Будь моей сестрой (страница 2)
Мать застудилась на кладбище, кашляла. В конце ноября объявили войну Финляндии, и почти сразу про Наума из Ленинграда пришло письмо: «Защищая Родину, пропал без вести в районе поселка Валкосаари», и мать полдня билась, иктала, как ни лей воду, ночь пролежала как мертва, а утром не встала. Горяча как печка. Председательша приходила, натоптала бурками по чистому полу, сказала: «Прогулы ей, а не белютень, дармоедке! И за лето вон на намывке ниче не заработала! Пропал без вести? А ну как белофиннам проклятым предался, семья-то у вас вона кака вражеска! И тебя вон в школе из пионеров выгнали, гадюку белоглазую! А в школу ходить не будешь если, на учет тебя!» Бурки у нее были богаты, как у Папанина из газеты. А в глазках отливало голубым, стеклянным. Что такое «на учет»? Заберут?
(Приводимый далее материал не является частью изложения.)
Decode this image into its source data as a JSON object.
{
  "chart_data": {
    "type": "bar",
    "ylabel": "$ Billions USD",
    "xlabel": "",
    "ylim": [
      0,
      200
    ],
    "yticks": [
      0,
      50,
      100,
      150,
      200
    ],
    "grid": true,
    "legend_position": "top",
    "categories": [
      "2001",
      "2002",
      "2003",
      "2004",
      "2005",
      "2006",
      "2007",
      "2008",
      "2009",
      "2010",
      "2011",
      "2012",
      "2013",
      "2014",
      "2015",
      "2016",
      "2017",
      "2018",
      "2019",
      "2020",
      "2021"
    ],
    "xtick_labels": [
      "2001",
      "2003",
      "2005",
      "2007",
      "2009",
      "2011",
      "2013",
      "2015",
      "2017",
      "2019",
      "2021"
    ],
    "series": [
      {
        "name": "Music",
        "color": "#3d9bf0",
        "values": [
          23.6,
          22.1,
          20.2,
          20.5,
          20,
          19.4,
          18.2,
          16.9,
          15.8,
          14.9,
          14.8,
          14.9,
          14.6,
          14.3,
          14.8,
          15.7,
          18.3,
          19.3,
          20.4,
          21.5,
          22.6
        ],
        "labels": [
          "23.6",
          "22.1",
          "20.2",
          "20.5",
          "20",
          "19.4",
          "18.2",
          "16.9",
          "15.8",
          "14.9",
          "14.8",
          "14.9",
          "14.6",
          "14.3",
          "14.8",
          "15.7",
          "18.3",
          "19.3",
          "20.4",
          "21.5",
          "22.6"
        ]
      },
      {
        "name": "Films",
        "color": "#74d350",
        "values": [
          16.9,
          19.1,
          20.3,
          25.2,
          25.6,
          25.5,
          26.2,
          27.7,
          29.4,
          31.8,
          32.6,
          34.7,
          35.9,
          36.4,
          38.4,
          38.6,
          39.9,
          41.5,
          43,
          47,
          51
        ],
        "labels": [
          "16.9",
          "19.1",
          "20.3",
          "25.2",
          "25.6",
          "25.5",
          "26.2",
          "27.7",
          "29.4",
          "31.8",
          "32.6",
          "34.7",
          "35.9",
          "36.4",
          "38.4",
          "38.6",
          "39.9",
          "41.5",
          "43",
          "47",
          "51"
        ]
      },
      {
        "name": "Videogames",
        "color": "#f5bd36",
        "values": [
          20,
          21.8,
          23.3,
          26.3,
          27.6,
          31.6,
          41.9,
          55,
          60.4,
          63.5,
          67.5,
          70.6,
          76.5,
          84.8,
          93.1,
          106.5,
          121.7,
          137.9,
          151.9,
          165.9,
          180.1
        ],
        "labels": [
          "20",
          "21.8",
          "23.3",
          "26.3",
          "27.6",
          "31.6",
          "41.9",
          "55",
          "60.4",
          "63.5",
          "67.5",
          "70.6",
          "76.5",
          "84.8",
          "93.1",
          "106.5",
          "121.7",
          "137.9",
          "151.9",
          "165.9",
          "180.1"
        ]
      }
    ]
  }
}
Страшно. Да как от матери отойти? Орька запаривала ей бабкины травки с чердака, и в избе пахло сенокосом. Мать несла не знам что, иктала, да Орька привыкла. Не давала ей головой об стену биться, зашпаривала мак-самосейку, поила. Мать хоть спала. Похныкивала во сне изредка, как девочка… «Пропал без вести» – это ведь не погиб? Может, еще вернется из этого Валкосаари? Где хоть тако? Разве там – Родина? Там это… Территории бывши фински. Поискать бы там Наума.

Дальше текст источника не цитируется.